Piano sul pianeta (malgrado tutto, coraggio francesco!)
L’immagine è in bianco e nero e i primi trenta minuti circa di visione sono interamente costituiti da riprese di persone e paesaggi, mentre il sonoro è rappresentato soltanto da rumori naturali e voci in lontananza.
Dedicato al pioniere e maestro del documentario Robert Flaherty, parte così "Piano sul pianeta (malgrado tutto, coraggio Francesco!)" di Fabrizio Ferraro, secondo di tre film previsti sul nome comune dell’umano, che arriva un anno dopo "Je suis Simone (la condition ouvrière)", il quale, attraverso l’esperienza in fabbrica di Simone Weil, ha esplorato l’Ile Seguin, isola dove un tempo era situata la fabbrica della Renault e che oggi è il cantiere per il futuro quartiere residenziale dell’arte e della scienza.
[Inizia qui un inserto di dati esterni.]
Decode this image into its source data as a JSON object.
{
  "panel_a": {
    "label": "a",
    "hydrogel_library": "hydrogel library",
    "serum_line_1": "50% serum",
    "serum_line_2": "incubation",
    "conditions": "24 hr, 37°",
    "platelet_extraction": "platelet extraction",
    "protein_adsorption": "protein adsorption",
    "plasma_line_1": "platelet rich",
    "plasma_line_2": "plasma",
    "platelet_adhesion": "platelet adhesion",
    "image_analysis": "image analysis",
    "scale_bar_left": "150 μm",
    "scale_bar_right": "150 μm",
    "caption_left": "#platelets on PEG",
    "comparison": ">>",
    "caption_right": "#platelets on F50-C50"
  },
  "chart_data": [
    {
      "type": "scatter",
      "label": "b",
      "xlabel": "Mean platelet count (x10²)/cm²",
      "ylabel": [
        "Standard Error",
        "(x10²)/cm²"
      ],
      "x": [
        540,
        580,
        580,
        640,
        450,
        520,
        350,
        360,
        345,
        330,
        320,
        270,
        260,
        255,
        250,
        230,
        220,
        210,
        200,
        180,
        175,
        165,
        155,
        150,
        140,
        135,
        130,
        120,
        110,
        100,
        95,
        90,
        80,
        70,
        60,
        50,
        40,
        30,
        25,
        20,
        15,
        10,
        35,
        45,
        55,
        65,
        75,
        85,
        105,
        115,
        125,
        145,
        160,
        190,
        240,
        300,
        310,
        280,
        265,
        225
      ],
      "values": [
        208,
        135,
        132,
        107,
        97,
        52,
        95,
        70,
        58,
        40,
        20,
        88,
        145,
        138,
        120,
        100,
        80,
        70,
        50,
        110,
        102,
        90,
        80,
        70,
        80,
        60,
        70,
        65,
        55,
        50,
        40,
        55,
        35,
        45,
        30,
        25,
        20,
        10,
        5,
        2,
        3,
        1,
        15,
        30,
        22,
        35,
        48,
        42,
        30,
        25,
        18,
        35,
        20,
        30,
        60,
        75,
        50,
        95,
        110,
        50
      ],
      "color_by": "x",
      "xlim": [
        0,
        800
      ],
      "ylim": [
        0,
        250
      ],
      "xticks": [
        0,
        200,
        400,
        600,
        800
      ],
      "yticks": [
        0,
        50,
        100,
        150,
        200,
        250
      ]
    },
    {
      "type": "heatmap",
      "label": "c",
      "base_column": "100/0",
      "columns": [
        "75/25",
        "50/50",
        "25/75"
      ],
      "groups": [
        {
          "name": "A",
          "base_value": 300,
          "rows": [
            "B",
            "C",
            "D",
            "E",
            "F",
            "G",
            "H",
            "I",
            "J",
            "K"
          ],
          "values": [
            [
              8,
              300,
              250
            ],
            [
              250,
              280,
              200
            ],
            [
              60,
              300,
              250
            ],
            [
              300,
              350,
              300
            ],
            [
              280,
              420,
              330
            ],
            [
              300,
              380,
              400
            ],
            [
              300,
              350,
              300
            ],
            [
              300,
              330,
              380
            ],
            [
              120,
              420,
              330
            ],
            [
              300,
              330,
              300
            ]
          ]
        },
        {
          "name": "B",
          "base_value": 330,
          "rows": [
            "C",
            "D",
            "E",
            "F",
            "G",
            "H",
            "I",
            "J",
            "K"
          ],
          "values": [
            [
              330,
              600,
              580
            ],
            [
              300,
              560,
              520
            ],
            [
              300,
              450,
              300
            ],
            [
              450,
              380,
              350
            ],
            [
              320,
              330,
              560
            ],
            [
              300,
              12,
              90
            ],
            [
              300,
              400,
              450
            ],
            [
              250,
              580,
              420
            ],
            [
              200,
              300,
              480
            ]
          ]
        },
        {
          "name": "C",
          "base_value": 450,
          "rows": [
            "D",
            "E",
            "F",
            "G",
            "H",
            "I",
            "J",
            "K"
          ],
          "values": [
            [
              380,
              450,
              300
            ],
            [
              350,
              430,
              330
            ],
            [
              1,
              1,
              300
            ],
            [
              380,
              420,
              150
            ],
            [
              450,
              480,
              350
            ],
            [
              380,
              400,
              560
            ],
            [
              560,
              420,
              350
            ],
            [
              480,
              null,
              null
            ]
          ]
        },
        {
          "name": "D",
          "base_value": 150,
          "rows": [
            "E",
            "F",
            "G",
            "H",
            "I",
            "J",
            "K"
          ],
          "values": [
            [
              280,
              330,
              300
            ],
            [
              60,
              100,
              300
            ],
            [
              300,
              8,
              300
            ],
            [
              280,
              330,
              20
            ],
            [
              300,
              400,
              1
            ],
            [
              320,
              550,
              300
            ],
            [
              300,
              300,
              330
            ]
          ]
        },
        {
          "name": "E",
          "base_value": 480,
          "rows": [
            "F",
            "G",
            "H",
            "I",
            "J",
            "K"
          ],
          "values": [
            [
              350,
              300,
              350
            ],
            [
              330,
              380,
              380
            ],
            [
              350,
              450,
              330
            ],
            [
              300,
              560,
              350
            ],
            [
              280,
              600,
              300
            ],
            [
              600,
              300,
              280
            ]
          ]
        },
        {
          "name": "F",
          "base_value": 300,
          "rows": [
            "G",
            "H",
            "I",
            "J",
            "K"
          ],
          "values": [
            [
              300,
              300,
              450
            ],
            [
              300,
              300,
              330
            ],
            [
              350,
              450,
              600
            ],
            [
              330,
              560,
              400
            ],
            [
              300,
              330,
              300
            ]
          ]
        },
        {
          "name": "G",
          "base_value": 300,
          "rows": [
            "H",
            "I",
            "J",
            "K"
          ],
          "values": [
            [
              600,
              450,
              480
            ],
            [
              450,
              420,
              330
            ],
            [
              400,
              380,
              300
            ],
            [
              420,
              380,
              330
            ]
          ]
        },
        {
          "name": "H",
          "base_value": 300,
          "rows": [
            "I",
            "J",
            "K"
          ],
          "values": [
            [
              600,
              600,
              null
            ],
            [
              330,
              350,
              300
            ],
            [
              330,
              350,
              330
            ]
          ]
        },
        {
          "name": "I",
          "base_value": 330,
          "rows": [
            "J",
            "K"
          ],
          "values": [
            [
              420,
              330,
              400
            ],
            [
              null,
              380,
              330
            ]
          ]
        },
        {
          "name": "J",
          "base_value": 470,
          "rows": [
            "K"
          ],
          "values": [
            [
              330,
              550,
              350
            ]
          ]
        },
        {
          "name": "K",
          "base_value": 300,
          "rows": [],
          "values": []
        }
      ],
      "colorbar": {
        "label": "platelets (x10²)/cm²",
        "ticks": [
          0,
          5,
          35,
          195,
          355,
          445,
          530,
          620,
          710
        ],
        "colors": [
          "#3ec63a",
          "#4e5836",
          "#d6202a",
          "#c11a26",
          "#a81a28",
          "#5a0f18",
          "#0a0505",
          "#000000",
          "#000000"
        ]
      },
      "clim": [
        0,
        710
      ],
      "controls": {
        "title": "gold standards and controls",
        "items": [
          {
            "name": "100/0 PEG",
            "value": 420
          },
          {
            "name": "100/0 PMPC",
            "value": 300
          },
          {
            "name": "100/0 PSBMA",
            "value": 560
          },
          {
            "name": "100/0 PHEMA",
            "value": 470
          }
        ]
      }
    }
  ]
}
Questa volta lo scenario d’ambientazione è il Manicomio di Santa Maria della Pietà, nella periferia nord di Roma, dove alcune persone non possono uscire dal parco e non possono entrare nei vecchi padiglioni.
Persone che Ferraro fa parlare poco e solo attraverso il pensiero, senza mai fargli aprire le bocche, immergendo in maniera realistica lo spettatore in un certo universo di follia, complici anche i silenzi e le lunghe inquadrature fisse.
Un universo di cui si respira fortemente anche la solitudine, mentre viene esplorato e mappato il comprensorio attraverso un’ora e venti di montato che, a metà strada tra il documentario e il film cosiddetto d’autore, non rientra certo tra i prodotti cinematografici destinati al pubblico comune.
Ora e venti di montato che, in attesa del terzo tassello, per il quale pare che Ferraro si stia preparando a salpare in mare in compagnia di Ishmael alla ricerca di Moby Dick, vuole essere un vero e proprio documento sullo strabismo e sulla potenza virtuale del cinema, oltre che un film sull’archeologia del futuro in cui non si danno risposte e non si indica una strada, ma un’apertura alla vita, al respiro, all’esserci.
Infatti, il regista spiega: "E’ un film che, guardando attraverso la condizione di prigionia, riesce a costruire dei varchi, aperture tali da erodere questo dispositivo fino alla sua esplosione. Il film, quindi, prende una (non)direzione molto diversa dagli altri ben noti usciti in questo anno, che hanno avuto la pretesa di raccontare la storia, la violenza e la sofferenza del manicomio e che, loro malgrado, in questa narrazione hanno costruito altre prigioni. Finalmente, qui si respira la vita nell’attimo in cui attraversa quei luoghi".

La frase:
- "Perché non uscite?"
- "Perché non usciamo? Noi non possiamo uscire, nessuno lo capisce, ci obbligano a rimanere sparsi senza far nulla".